İki Dünya Arasında Sıkışmak

Yazar yönetmen Nehir Tuna’nın geçtiğimiz yıl Venedik Film Festivali resmi seçkisinde yer alan Orrizonti (Ufuklar) bölümünde dünya prömiyerini yapmış olan ilk uzun metrajı ‘Yurt’, 90’lı yılların ikinci yarısı Türkiye’sinin siyasi kutuplaşma ortamında geçen bir büyüme hikâyesi anlatıyor.

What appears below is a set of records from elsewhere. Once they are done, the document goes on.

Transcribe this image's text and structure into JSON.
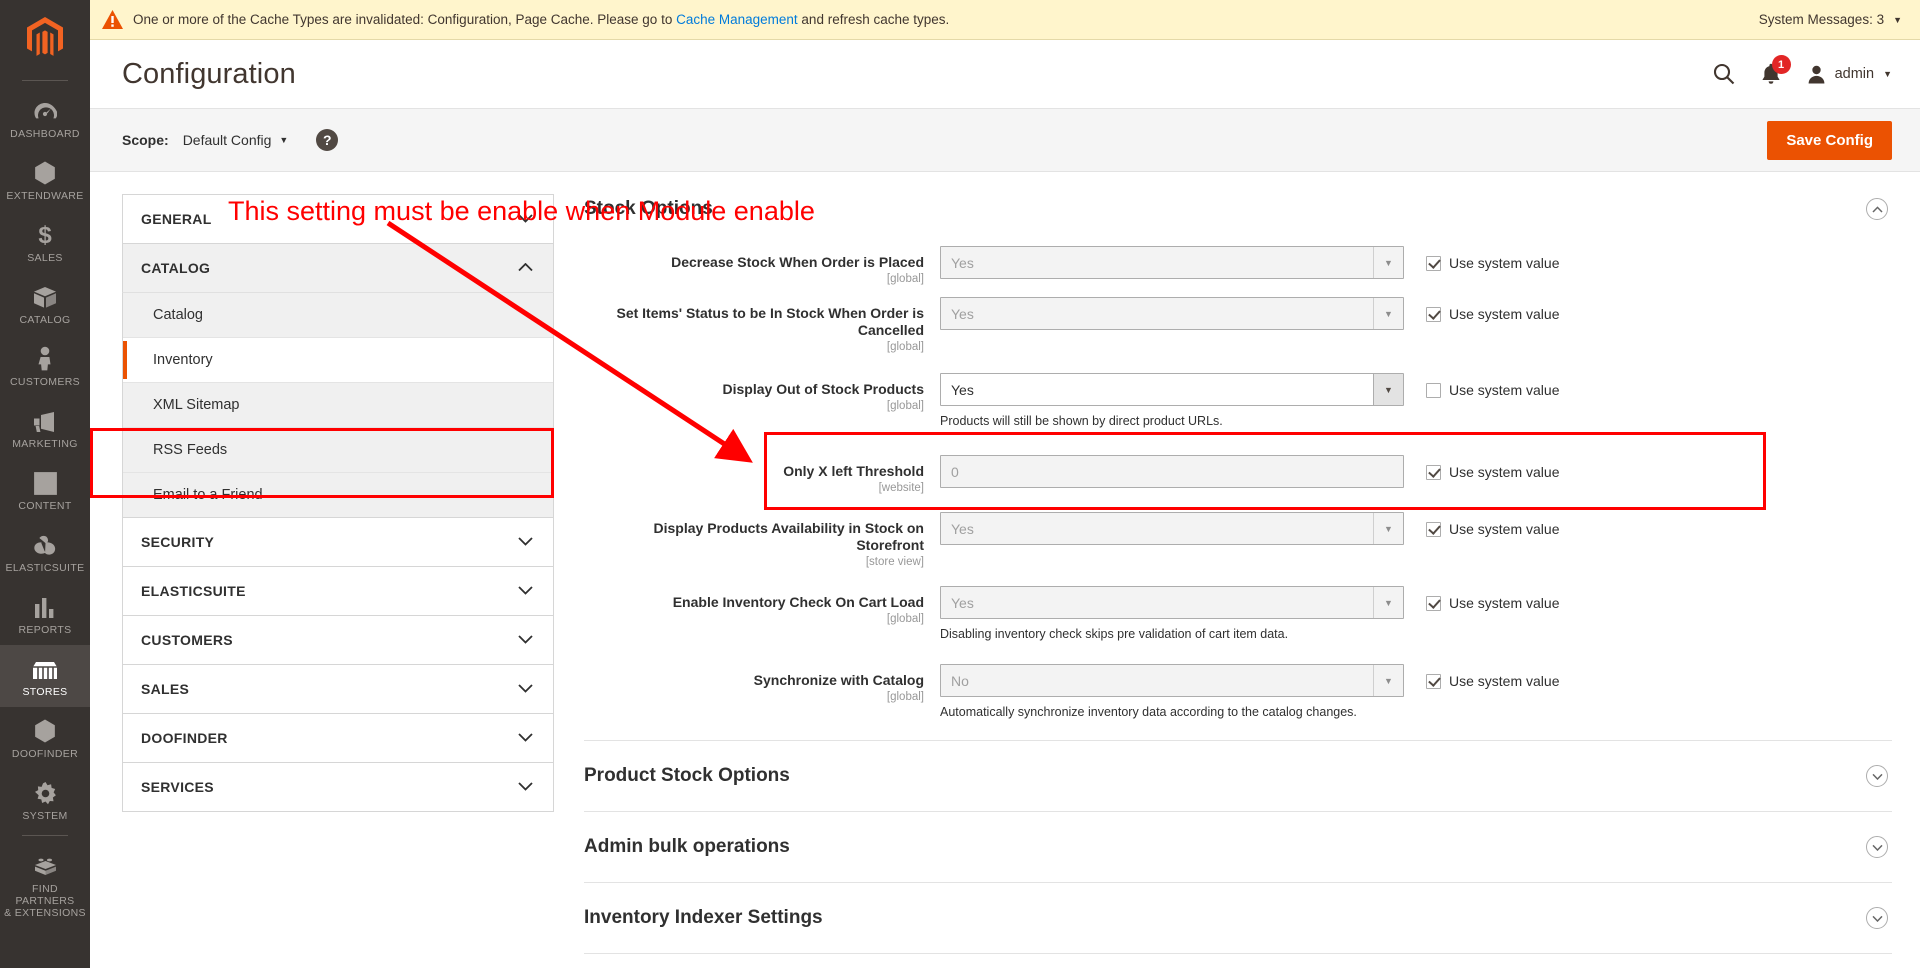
{
  "messages_bar": {
    "warning_icon": "warning-triangle-icon",
    "text_before_link": "One or more of the Cache Types are invalidated: Configuration, Page Cache. Please go to ",
    "link_label": "Cache Management",
    "text_after_link": " and refresh cache types.",
    "system_messages_label": "System Messages: 3",
    "caret": "▼"
  },
  "header": {
    "title": "Configuration",
    "search_icon": "search-icon",
    "notifications_icon": "bell-icon",
    "notifications_count": "1",
    "user_icon": "user-avatar-icon",
    "user_name": "admin",
    "user_caret": "▼"
  },
  "scope_bar": {
    "label": "Scope:",
    "value": "Default Config",
    "caret": "▼",
    "help_icon": "question-mark-icon",
    "help_glyph": "?",
    "save_button": "Save Config"
  },
  "admin_sidebar": {
    "logo": "magento-logo-icon",
    "items": [
      {
        "label": "Dashboard",
        "icon": "dashboard-gauge-icon",
        "active": false
      },
      {
        "label": "Extendware",
        "icon": "hexagon-icon",
        "active": false
      },
      {
        "label": "Sales",
        "icon": "dollar-sign-icon",
        "active": false
      },
      {
        "label": "Catalog",
        "icon": "box-icon",
        "active": false
      },
      {
        "label": "Customers",
        "icon": "person-icon",
        "active": false
      },
      {
        "label": "Marketing",
        "icon": "megaphone-icon",
        "active": false
      },
      {
        "label": "Content",
        "icon": "layout-panel-icon",
        "active": false
      },
      {
        "label": "Elasticsuite",
        "icon": "rabbit-icon",
        "active": false
      },
      {
        "label": "Reports",
        "icon": "bar-chart-icon",
        "active": false
      },
      {
        "label": "Stores",
        "icon": "storefront-icon",
        "active": true
      },
      {
        "label": "Doofinder",
        "icon": "hexagon-icon",
        "active": false
      },
      {
        "label": "System",
        "icon": "gear-icon",
        "active": false
      },
      {
        "label": "Find Partners\n& Extensions",
        "icon": "lego-brick-icon",
        "active": false
      }
    ]
  },
  "config_nav": {
    "sections": [
      {
        "label": "General",
        "open": false,
        "chevron": "down",
        "children": []
      },
      {
        "label": "Catalog",
        "open": true,
        "chevron": "up",
        "children": [
          {
            "label": "Catalog",
            "current": false
          },
          {
            "label": "Inventory",
            "current": true
          },
          {
            "label": "XML Sitemap",
            "current": false
          },
          {
            "label": "RSS Feeds",
            "current": false
          },
          {
            "label": "Email to a Friend",
            "current": false
          }
        ]
      },
      {
        "label": "Security",
        "open": false,
        "chevron": "down",
        "children": []
      },
      {
        "label": "Elasticsuite",
        "open": false,
        "chevron": "down",
        "children": []
      },
      {
        "label": "Customers",
        "open": false,
        "chevron": "down",
        "children": []
      },
      {
        "label": "Sales",
        "open": false,
        "chevron": "down",
        "children": []
      },
      {
        "label": "Doofinder",
        "open": false,
        "chevron": "down",
        "children": []
      },
      {
        "label": "Services",
        "open": false,
        "chevron": "down",
        "children": []
      }
    ]
  },
  "main": {
    "section_title": "Stock Options",
    "collapse_icon": "chevron-up-circle-icon",
    "fields": [
      {
        "label": "Decrease Stock When Order is Placed",
        "scope": "[global]",
        "control": "select",
        "value": "Yes",
        "disabled": true,
        "note": "",
        "use_system_value": {
          "label": "Use system value",
          "checked": true
        }
      },
      {
        "label": "Set Items' Status to be In Stock When Order is Cancelled",
        "scope": "[global]",
        "control": "select",
        "value": "Yes",
        "disabled": true,
        "note": "",
        "use_system_value": {
          "label": "Use system value",
          "checked": true
        }
      },
      {
        "label": "Display Out of Stock Products",
        "scope": "[global]",
        "control": "select",
        "value": "Yes",
        "disabled": false,
        "note": "Products will still be shown by direct product URLs.",
        "use_system_value": {
          "label": "Use system value",
          "checked": false
        }
      },
      {
        "label": "Only X left Threshold",
        "scope": "[website]",
        "control": "text",
        "value": "0",
        "disabled": true,
        "note": "",
        "use_system_value": {
          "label": "Use system value",
          "checked": true
        }
      },
      {
        "label": "Display Products Availability in Stock on Storefront",
        "scope": "[store view]",
        "control": "select",
        "value": "Yes",
        "disabled": true,
        "note": "",
        "use_system_value": {
          "label": "Use system value",
          "checked": true
        }
      },
      {
        "label": "Enable Inventory Check On Cart Load",
        "scope": "[global]",
        "control": "select",
        "value": "Yes",
        "disabled": true,
        "note": "Disabling inventory check skips pre validation of cart item data.",
        "use_system_value": {
          "label": "Use system value",
          "checked": true
        }
      },
      {
        "label": "Synchronize with Catalog",
        "scope": "[global]",
        "control": "select",
        "value": "No",
        "disabled": true,
        "note": "Automatically synchronize inventory data according to the catalog changes.",
        "use_system_value": {
          "label": "Use system value",
          "checked": true
        }
      }
    ],
    "collapsed_sections": [
      {
        "label": "Product Stock Options",
        "icon": "chevron-down-circle-icon"
      },
      {
        "label": "Admin bulk operations",
        "icon": "chevron-down-circle-icon"
      },
      {
        "label": "Inventory Indexer Settings",
        "icon": "chevron-down-circle-icon"
      }
    ]
  },
  "annotations": {
    "note_text": "This setting must be enable when Module enable",
    "note_color": "#ff0000",
    "highlight_color": "#ff0000",
    "arrow_icon": "red-arrow-icon"
  }
}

Babasının beklentilerinin sınırladığı dünyasında kimlik mücadelesi veren 14 yaşındaki lise hazırlık öğrencisi Ahmet (Doğa Karakaş) hafta içi özel bir koleje devam ederken, kendini İslam’a adamış cemaat mensubu babasının zoruyla dini esaslar doğrultusunda eğitim veren bir erkekler yurduna yatılı olarak yerleştiriliyor. Ahmet alıştığı aile ortamından koparılmanın çaresizliğini yaşar ve babasının beklentilerini karşılamanın ağırlığı altında ezilirken, bir yandan da seküler okul ve dini yurt arasındaki ikili hayatında sıkışmışlık duygusu ile mücadele eder. Yurdun tecrübeli öğrencisi Hakan (Can Bartu Arslan) onun tek sığınağı olacaktır.

Tuna, 26. Adana Altın Koza Uluslararası Kısa Film Yarışması’nda birincilik ödülünü alan ‘Ayakkabı’(2019) ile alıştırmasını yaptığı ‘Yurt’un çıkış amacının kendini anlatabilmek olduğunu söylüyor. Ergenlik çağında kendi tercihini yapamayacak yaştaki genç çocuğun gözünden yarı otobiyografik bir öykü olarak şekillenen film, yönetmenin kendi yaşadıklarından yola çıkarak babasının istediği gibi bir insan olmaya çabalayan Ahmet’in sevgi yoksunluğu ve sevgiye ulaşma mücadelesi üzerine kurulmuş. Baba sevgisi, sıcak bir aile ortamı özlemi, lisedeki kıza aşık olup ondan romantik bir beklenti içerisine giriş, en yakınında olan ve her sırtından bıçaklandığında onu koruyan Hakan ile olan ilişkisi, Ahmet’in farklı sevgi formları yumağında bir sörf yapmasına neden oluyor. Ahmet’in kendi sesini bulması, içsel olarak özgürleşmesi ve kendi seçimlerini yapabilmesi, başkalarının sevgisini kazanmak için başka birisi olmaması gerektiğini idrak ettiğinde gerçekleşecektir.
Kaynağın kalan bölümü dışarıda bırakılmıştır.